Advice for building lammps with SVE support on A64FX

Dear LAMMPS community,

I am hoping to get some advice. I am currently trying to build and tune LLAMPS on an HPC system that uses Fujitsu’s A64FX chip. The main goal here to build with Scalable Vector Extension (SVE) support to take advantage of this CPU architecture.

So far, I’ve successfully built LLAMPS with GCC 11, ARM compilers version 21, and the Fujitsu Compilers (combined with OpenMPI 4.1.1) with the appropriate flags for SVE support.

The resulting lmp_mpi binary runs successfully, but it appears that nothing has been vectorized.

Does anyone know if LLAMPS supports SVE? And if so, could anyone provide some advice on how to get this working?
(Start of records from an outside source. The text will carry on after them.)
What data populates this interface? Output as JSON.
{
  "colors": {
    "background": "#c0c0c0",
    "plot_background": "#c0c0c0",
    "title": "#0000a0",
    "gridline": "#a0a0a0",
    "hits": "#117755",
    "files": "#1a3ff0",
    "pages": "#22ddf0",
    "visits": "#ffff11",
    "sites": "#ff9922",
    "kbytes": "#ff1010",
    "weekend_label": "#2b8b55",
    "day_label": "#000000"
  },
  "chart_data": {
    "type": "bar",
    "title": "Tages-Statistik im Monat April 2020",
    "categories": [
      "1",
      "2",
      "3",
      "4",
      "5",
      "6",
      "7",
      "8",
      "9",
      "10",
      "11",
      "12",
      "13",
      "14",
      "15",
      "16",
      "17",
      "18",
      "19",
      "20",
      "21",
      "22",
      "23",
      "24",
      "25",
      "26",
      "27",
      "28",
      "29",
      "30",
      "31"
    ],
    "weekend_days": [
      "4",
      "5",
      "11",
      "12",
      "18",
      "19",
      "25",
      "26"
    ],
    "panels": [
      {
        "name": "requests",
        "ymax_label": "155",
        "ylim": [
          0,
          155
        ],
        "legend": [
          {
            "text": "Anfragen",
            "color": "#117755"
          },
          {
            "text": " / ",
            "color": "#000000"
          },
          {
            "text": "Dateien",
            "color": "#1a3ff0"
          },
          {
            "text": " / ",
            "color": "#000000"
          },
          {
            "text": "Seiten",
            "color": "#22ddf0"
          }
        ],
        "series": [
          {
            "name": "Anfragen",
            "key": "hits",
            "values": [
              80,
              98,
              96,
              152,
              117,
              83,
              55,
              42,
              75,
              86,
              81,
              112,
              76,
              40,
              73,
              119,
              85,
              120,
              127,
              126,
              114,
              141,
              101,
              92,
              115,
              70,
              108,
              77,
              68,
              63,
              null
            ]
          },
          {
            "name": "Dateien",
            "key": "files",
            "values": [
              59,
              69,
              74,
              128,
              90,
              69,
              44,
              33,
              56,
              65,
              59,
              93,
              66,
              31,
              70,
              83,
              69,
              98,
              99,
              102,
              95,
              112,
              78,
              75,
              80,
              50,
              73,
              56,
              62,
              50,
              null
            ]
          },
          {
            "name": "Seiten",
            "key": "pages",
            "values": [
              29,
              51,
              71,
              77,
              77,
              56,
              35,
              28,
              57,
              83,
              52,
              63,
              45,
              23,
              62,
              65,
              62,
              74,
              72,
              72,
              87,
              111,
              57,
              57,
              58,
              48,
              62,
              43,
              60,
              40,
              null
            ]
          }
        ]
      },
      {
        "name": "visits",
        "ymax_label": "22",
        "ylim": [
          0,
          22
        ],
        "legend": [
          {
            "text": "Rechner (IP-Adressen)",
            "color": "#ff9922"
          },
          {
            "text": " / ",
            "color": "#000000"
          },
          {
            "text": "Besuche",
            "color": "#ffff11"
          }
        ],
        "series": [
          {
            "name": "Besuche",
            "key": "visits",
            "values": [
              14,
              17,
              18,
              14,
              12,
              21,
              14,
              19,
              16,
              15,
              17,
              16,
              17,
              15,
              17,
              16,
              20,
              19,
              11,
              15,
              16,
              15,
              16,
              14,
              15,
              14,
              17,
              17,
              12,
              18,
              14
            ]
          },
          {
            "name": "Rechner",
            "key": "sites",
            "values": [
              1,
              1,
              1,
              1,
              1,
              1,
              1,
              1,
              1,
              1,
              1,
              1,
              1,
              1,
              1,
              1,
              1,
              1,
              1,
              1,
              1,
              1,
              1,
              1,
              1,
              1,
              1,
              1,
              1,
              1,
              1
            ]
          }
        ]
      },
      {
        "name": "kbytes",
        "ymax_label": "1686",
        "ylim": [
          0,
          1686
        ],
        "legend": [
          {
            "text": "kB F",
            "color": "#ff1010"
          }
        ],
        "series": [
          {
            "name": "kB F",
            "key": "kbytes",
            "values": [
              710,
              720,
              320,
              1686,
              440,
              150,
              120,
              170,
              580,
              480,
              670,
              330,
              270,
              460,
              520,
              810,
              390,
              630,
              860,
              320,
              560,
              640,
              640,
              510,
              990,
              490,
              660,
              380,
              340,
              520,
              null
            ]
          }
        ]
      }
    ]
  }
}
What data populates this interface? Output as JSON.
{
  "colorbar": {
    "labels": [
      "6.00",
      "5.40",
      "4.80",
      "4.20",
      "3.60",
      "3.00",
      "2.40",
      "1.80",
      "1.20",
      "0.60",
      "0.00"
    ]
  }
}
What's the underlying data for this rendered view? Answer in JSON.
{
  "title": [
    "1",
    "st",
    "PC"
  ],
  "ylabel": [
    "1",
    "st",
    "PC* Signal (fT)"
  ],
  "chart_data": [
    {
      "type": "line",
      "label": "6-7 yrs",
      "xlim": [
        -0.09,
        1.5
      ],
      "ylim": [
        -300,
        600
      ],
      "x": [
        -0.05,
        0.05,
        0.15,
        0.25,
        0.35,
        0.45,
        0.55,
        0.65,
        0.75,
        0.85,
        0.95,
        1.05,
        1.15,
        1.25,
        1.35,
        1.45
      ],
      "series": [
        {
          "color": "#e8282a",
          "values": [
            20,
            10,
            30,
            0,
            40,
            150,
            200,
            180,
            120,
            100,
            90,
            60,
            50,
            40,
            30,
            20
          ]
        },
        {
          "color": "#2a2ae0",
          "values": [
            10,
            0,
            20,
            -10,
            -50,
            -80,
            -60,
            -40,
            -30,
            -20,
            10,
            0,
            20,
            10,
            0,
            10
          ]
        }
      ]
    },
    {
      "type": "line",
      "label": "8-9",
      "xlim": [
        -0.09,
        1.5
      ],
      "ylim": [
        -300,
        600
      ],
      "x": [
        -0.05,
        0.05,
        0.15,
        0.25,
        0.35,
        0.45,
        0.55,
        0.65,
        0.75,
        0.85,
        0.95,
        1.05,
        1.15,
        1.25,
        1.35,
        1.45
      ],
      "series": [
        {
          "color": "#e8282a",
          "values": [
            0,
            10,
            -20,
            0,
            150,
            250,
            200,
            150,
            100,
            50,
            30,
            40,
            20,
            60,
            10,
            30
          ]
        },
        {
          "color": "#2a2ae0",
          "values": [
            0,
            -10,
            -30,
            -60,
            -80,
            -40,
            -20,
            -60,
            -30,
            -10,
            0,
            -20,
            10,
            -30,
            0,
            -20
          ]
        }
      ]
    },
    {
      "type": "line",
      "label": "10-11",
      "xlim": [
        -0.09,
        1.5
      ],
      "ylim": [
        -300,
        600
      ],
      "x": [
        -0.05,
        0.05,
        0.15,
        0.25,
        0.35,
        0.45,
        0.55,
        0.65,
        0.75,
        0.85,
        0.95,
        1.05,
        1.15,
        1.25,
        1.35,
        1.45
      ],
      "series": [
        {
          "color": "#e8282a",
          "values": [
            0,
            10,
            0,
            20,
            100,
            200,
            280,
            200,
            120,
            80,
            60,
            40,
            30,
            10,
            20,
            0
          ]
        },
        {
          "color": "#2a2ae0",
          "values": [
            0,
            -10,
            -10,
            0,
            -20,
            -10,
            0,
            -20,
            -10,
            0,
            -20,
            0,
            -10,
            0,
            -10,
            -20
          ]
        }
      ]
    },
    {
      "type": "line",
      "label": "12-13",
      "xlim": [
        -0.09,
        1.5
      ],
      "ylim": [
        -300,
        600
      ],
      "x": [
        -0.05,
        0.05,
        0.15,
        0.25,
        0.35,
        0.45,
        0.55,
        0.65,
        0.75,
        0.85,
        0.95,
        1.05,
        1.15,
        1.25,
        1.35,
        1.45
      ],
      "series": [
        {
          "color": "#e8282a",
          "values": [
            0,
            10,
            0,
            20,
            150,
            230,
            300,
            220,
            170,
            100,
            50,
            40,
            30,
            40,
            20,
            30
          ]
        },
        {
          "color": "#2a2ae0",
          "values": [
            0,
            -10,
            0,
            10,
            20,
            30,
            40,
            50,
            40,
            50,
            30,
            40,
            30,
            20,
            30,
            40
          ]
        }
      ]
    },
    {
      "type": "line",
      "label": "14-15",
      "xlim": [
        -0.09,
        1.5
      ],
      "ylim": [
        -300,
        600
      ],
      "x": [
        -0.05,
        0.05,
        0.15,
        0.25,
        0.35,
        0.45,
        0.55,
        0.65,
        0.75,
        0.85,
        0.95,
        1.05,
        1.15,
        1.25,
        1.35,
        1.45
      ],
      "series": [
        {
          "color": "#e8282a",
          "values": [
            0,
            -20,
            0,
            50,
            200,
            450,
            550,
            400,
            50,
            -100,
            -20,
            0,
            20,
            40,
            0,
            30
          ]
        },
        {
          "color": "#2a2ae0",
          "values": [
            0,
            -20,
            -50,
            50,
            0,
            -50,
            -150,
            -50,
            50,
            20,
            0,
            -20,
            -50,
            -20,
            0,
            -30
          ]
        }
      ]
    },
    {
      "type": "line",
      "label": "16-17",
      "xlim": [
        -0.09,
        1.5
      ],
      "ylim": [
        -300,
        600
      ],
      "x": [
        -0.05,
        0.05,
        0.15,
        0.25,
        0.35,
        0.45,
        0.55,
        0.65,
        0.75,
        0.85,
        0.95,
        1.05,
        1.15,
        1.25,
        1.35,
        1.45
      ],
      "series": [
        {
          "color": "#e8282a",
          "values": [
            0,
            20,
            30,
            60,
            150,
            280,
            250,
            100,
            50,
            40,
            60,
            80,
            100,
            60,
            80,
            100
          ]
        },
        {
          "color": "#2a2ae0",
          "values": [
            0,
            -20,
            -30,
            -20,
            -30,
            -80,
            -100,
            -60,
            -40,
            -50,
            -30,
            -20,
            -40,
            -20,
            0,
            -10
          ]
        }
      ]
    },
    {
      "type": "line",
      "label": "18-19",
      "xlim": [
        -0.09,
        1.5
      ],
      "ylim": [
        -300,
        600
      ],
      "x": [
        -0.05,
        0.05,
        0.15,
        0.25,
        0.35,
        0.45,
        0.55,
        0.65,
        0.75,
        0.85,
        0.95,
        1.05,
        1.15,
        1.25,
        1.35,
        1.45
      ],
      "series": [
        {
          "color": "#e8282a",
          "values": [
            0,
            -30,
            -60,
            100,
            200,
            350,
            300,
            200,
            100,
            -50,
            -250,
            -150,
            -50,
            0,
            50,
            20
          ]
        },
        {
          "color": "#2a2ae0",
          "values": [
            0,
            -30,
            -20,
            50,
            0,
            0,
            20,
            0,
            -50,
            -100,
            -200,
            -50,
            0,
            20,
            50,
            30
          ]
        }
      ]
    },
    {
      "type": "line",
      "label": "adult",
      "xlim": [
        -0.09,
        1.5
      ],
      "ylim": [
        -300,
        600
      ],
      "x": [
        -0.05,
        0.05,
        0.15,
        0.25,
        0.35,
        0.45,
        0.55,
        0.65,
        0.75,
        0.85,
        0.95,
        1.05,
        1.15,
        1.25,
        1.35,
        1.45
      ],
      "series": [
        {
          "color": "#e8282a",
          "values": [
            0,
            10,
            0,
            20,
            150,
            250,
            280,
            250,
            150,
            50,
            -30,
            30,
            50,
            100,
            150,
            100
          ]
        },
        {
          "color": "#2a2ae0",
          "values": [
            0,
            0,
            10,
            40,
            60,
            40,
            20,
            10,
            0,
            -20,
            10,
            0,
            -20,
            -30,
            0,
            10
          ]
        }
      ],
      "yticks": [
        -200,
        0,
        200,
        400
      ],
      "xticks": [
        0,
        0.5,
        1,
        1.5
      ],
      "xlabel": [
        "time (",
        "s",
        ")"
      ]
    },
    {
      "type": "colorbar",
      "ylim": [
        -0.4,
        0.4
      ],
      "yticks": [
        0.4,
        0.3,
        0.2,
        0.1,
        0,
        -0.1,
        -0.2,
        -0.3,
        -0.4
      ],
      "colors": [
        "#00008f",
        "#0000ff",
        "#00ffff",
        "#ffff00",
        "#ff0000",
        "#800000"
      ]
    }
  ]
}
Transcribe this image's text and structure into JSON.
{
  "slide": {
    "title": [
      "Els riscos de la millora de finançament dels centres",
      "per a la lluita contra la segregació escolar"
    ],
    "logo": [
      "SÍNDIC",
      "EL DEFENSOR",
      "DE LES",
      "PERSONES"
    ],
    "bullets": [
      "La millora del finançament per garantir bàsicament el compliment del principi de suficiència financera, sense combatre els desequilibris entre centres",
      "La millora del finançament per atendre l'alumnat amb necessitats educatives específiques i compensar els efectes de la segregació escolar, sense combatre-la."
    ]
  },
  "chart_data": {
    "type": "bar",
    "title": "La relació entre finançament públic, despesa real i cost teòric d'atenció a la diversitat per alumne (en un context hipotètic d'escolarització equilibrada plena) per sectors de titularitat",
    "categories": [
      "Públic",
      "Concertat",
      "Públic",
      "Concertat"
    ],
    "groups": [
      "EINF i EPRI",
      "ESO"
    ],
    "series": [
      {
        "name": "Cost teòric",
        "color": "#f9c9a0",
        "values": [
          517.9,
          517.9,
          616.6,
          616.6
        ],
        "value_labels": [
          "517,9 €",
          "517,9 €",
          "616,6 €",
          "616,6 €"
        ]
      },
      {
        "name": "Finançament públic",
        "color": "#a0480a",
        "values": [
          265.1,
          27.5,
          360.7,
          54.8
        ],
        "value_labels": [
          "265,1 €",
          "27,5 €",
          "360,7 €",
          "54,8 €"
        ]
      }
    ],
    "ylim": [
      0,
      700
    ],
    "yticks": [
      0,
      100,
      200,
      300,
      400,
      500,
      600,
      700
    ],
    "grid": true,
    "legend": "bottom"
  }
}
Here is an example build script (in this case with ARM + OpenMPI):

#!/usr/bin/env bash

CC=mpicc
CXX=mpic++
FC=mpif90

export CFLAGS="-O3 -mcpu=a64fx -armpl"
export CXXFLAGS="${CFLAGS}"
export FCFLAGS="${CFLAGS}"
export FFLAGS="${CFLAGS}"

module load cmake ffmpeg arm-modules/21.1 openmpi/arm21/4.1.1 libpng/gcc/1.6.37

source /lustre/software/kim-api/2.2.1/bin/kim-api-activate

cmake -DCMAKE_INSTALL_PREFIX:PATH=/lustre/software/lammps/arm21/29Sep2021  \
-D BUILD_SHARED_LIBS=on -D PKG_KIM=on -D DOWNLOAD_KIM=no -D PKG_MANYBODY=yes -D PKG_MOLECULE=yes \
-D PKG_RIGID=yes -D BUILD_MPI=yes BUILD_OMP=yes PKG_USER-OMP=yes -D PKG_OPT=yes -D PKG_PYTHON=yes \
-D PKG_COLLOID=yes -D PKG_COMPRESS=yes -D PKG_CORESHELL=yes -D PKG_DIPOLE=yes -D PKG_GRANULAR=yes \
-D PKG_KSPACE=yes -D PKG_POEMS=yes -D PKG_REPLICA=yes -D PKG_PERI=on -D PKG_DRUDE=on -D PKG_BODY=on \
-D PKG_SHOCK=yes -D PKG_SRD=yes -D LAMMPS_MACHINE=mpi -D PKG_REAXFF=on -D PKG_MISC=on \
-D CMAKE_CXX_COMPILER=${CXX} -D CMAKE_C_COMPILER=${CC} -D CMAKE_Fortran_COMPILER=${FC} \
-D CMAKE_CXX_FLAGS="${CXXFLAGS}" -D CMAKE_C_FLAGS="${CFLAGS}" -D CMAKE_Fortran_FLAGS="${FFLAGS}" ../cmake

Any advice is most welcome.
Thanks!
Dave

There is very little functionality in LAMMPS that will benefit from vectorization and specifically very little code that was written with explicit vector directives.

Specifically the main data structures for positions and forces do not easily lend themselves to vectorization (because of the Array of Arrays layout). The OPENMP and the INTEL package try to alleviate this by using typecasting to convert this or an Array of Structs layout. But only the INTEL package has done the significant additional modifications and transformation of the data structures to facilitate substantial vectorization using the Intel compiler.

For the most part it is not worth it unless the vectors are so large that it would make sense to look into using OpenCL via the GPU package.

Okay, thank you very much for your reply!